All round John Massey's Garden some very special cyclamen such as the Cyclamen Graecum above have been artfully placed with aof course all the well planned soil preparation. In some areas of lawn old seed was broadcast in the lawn, and is making colourful early spring displays and then there other areas where ants and other creatures have move seed to just the right spots, and the result coums brighten up stony areas.
After a walk round the public areas, and not finding what I was looking for, I approached the information desk. Soon they found a very knowledgeable and helpful specialist member of staff who works on the Cyclamen Section: Hayden Worton.
He has been working at Ashwood for around 10 years, and the area of propagation for the cyclamen is extensive. We chatted about the Coums and Hederifoliums, and Hayden showed me some of his new developments and the large deep pan full of numerous small cyclamen seedlings which need several more seasons growing. Wouldn't anyone agree that even without flowers these make just the most eye catching plants, sadly these were stock plants or not available for sale.
Hayden very kindly showed me various strains and cultivars and helped the novice that I am in the specials...choose a few.
I shall start with the Coums:
Cyclamen Coum George Bisson which has pure white flowers
Cyclamen Coum Tilebarn Elizabeth, with its silver leaf I understand it is one of the last Coums to flower in the season.

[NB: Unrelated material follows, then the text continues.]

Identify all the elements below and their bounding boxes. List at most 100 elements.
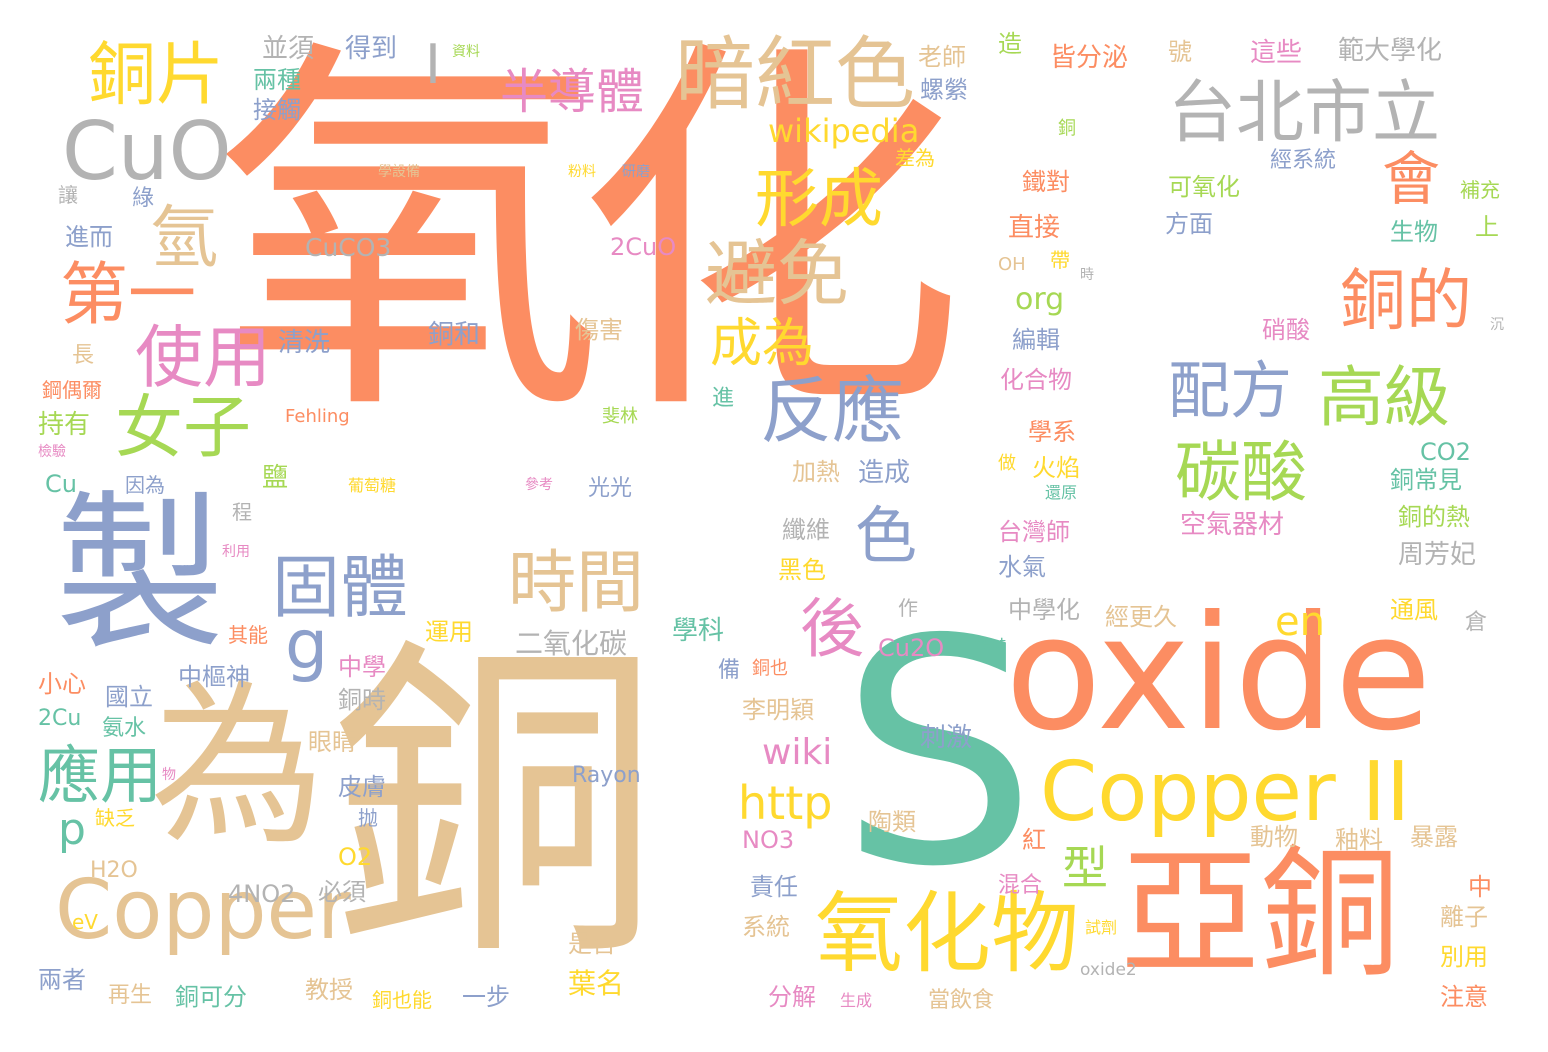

With its beautiful bicolour flowers, this is definitely one for my 'show shelf'
This coum is probably an anomelee, as the flowers appear larger and on close inspection there is some fasciation with more than the usual number of petals apparently per bloom.....
A Cyclamen Coum Pewter group- mid pink colour blooms, but with a little shading
Cyclamen coum with pale pink flowers, with silver leaves with a green marking in the centre
Cyclamen coum pewter group with pale pink flowers
Cyclamen coum Maurice Dryden which has a pewter leaf with green edge, and a white to pale pink flower with pink 'lips' so it is 'Blush'
And now for the Hederifoliums which will flower in the autumn, and all of these are very hardy. For a year or two they may be potted up and displayed on my shelf or brought into the conservatory to enjoy.
Cyclamen Hederifolium with Silver arrow head shaped leaves
Cyclamen Hed. Silver Shield
Cyclamen hederifolium, Silver Leafed form
Cyclamen hederifolium arrow or almost sword shaped silver leaves with green margins.
I only grew to be interested and indeed aware of silver leaves on the Cyclamens when a few of my seeds collected from friends gardens germinated. What is nice about germinating and growing on such special beautities is that I was able to share them with two other friends. Over the winter the low winter light and sunshine have made the 'darker corner' of the garden rather pretty:
From home germinated seed now lying in a darker corner of the garden, covered with slowly degrading evergreen oak leaves.